Effizienz, Prognosegenauigkeit und Ressourcenzuordnung

Was wäre, wenn alle Ressourcen in deiner Cloud klar zugeordnet und verantwortet wären? Wenn du für jede Ressource genau wüsstest, was sie zum Skalieren veranlasst und wie diese Skalierungsmechanik funktioniert? Wenn alle bereitgestellten Services optimal ausgelastet wären und sich nahtlos an wechselnde Belastungen anpassten?

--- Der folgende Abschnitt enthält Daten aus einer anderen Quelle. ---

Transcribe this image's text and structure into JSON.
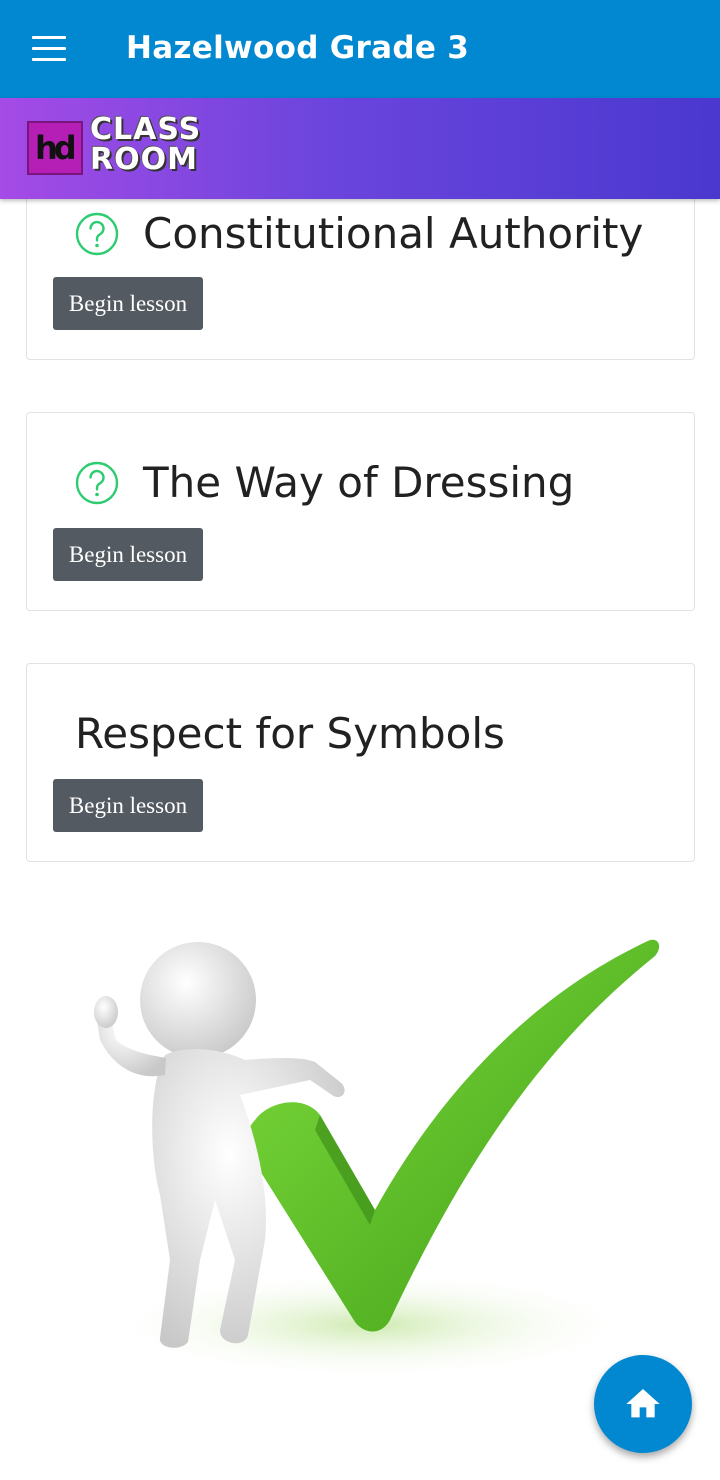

Dieses Szenario mag vielleicht idealisiert klingen, besonders wenn man an die täglichen Herausforderungen im Umgang mit der Cloud denkt. Es gibt Services, die trotz ihrer Nutzung innerhalb eines Ökosystems ohne klare Zuständigkeiten existieren. Diese "verwaisten" Ressourcen können schnell zu unnötigen Kosten und Sicherheitsrisiken führen.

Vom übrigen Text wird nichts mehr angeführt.